Unlike the Baroque style that it replaced, which was generated almost solely in the context of palaces and churches, Georgian had wide currency in the upper and middle classes. Within the residential context, the best remaining example is the pristine Hammond-Harwood House (1774) in Annapolis, Maryland. This house was designed by colonial architect William Buckland and modeled on the Villa Pisani at Montagnana, Italy as depicted in Andrea Palladio's I Quattro Libri dell'Architettura (Four Books Of Architecture).
The establishment of Georgian architecture, and the Georgian styles of design more generally, were to a large degree aided by the fact that, unlike earlier styles which were primarily disseminated among craftsmen through the direct experience of the apprenticeship system, Georgian was also spread through the new medium of inexpensive suites of engravings.
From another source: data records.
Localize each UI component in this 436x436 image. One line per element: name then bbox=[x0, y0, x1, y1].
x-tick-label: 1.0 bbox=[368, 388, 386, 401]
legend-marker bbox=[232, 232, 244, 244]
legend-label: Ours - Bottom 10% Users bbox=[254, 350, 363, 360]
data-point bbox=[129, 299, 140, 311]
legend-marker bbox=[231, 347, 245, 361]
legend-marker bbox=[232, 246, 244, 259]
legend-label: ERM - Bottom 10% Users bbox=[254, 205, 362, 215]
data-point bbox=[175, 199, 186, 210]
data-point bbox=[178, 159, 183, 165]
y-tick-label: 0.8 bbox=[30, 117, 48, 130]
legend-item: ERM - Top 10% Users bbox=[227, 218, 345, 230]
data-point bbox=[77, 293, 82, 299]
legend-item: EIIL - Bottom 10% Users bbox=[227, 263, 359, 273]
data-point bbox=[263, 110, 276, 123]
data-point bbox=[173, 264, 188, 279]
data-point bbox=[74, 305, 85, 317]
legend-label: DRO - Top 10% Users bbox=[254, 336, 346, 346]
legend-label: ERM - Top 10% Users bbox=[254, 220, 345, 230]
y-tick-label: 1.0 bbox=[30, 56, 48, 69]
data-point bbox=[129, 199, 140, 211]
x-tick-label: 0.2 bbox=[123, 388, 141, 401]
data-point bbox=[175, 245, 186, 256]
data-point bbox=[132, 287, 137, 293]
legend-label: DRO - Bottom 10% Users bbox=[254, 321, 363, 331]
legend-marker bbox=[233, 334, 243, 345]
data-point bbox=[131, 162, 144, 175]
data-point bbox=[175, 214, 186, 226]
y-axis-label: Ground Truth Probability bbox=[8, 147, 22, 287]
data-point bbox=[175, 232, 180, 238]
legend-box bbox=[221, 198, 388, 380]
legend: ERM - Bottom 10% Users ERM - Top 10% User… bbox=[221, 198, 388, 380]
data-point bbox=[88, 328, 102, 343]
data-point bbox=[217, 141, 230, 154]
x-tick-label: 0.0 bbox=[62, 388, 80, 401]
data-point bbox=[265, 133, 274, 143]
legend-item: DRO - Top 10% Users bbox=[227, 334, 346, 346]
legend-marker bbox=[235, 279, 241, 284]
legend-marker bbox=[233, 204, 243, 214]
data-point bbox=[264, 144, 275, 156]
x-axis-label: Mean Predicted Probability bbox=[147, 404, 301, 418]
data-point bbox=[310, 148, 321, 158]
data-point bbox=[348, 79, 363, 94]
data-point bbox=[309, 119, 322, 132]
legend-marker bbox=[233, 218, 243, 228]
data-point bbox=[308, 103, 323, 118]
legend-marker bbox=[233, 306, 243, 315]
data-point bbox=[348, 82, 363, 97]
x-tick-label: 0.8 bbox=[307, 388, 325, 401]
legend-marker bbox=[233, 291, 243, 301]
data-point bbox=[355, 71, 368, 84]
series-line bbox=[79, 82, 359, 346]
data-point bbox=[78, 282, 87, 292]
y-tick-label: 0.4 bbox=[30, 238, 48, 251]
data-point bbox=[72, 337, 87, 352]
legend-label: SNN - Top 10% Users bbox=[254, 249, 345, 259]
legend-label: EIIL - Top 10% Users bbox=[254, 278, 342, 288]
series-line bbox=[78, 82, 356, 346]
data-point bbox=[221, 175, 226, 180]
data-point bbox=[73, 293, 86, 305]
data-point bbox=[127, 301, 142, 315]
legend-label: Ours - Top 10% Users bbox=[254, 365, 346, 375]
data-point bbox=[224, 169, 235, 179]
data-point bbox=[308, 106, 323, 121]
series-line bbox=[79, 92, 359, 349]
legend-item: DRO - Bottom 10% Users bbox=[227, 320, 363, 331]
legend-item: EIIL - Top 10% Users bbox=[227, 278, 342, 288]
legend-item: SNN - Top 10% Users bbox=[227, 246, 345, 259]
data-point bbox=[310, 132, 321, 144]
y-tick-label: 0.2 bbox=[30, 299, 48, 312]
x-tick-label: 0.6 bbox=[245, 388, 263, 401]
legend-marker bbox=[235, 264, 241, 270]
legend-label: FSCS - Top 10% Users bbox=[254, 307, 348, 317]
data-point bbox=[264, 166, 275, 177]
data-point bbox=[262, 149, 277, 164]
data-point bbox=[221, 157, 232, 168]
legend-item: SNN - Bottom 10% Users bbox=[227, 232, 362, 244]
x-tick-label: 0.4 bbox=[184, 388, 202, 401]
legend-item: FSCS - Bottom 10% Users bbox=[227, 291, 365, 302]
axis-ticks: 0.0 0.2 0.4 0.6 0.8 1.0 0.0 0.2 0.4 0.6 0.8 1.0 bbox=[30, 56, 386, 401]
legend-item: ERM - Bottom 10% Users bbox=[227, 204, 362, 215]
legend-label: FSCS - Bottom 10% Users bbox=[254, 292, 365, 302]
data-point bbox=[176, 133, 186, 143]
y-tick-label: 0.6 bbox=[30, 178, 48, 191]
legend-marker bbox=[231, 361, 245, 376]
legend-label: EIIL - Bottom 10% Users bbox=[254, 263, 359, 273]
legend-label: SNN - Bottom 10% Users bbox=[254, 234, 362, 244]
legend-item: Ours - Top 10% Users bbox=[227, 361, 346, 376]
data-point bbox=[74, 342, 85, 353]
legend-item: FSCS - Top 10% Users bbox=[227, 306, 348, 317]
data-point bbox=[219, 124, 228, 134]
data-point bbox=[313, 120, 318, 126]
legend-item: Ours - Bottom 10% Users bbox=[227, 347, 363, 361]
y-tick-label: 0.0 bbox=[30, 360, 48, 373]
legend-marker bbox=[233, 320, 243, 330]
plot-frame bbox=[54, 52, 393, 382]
From the mid-18th century, Georgian styles were assimilated into an architectural vernacular that became part and parcel of the training of every architect, designer, builder, carpenter, mason and plasterer, from Edinburgh to Maryland.
After about 1840 Georgian conventions were slowly abandoned as a number of revival styles, including Gothic Revival, enlarged the design repertoire. In the United States this style declined in popularity after the revolution, due to its association with the colonial regime; but later in the early decades of the twentieth century when there was a growing nostalgia for its sense of order, the style was revived and came to be known as the Colonial Revival. In Canada the United Empire Loyalists embraced Georgian architecture as a sign of their fealty to Britain, and the Georgian style was dominant in the country for most of the first half of the 19th century. The Grange, for example, a manor built in Toronto, was built in 1817.
The revived Georgian style that emerged in Britain at the beginning of the 20th century is usually referred to as Neo-Georgian; the work of Edwin Lutyens includes many examples. Versions of the Neo-Georgian style were commonly used in Britain for certain types of urban architecture until the late 1950s, Bradshaw Gass & Hope's Police Head Quarters in Salford of 1958 being a good example. In both the United States and Britain, the Georgian style is still employed by architects like Quinlan Terry for private residences.